Sem dinheiro, unidade do Exército pediu verba para conta de luz

Na quarta-feira passada (9), o Quartel-General do Exército, em Brasília, recebeu um telefonema do comandante de uma unidade de Mato Grosso do Sul. Ele pedia ajuda imediata para evitar o corte de luz da organização, responsável pela área de fronteira com o Paraguai, rota do narcotráfico e contrabando de armas. Após mobilização, o Exército remanejou a verba a tempo de impedir que a unidade ficasse no escuro.

A cúpula das Forças Armadas, que estará hoje em cerimônia de apresentação de militares ao presidente Michel Temer, avisou governo e Congresso de que só tem dinheiro até setembro para despesas básicas. Generais dizem que, com os cortes, foram obrigados a usar reservas de combustíveis e armas, pondo em risco a capacidade de “prontidão” das tropas.

Neste ano, o Exército já foi chamado para atender a 13 pedidos de Garantia da Lei e da Ordem e ações sociais nos Estados, mas ainda precisa receber R$ 36 milhões necessários para essas operações.

O risco de paralisação por falta de verba chegou ao preparo das tropas.
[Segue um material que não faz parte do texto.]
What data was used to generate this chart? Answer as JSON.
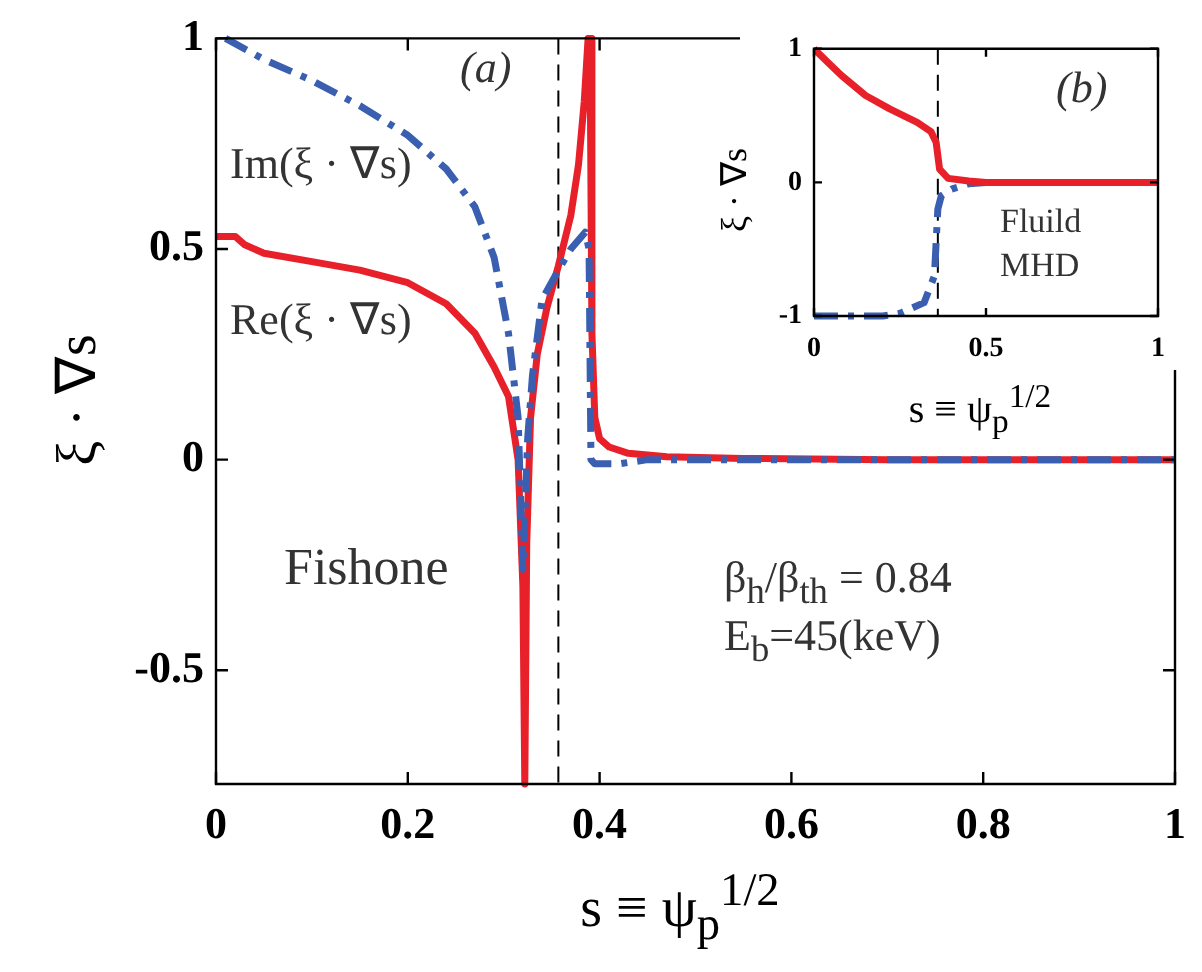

Estoques de munição estão na reserva, frota de veículos e barcos depende de renovação, cursos profissionalizantes de recrutas foram suspensos e contratos para substituir fuzis estão congelados.

À reportagem, o general Eduardo Villas Bôas, comandante do Exército, adotou tom diplomático.

— O Exército jamais deixará de cumprir suas missões. Os cortes foram muito elevados, fora dos padrões, e, se não forem readequados em curto prazo, terão impacto direto para a continuidade das ações na Força.

O contingenciamento tirou 43,5% dos recursos de investimentos do Exército — de R$ 2,5 bilhões, mesmo valor de 2008, R$ 1,1 bilhão foi retido.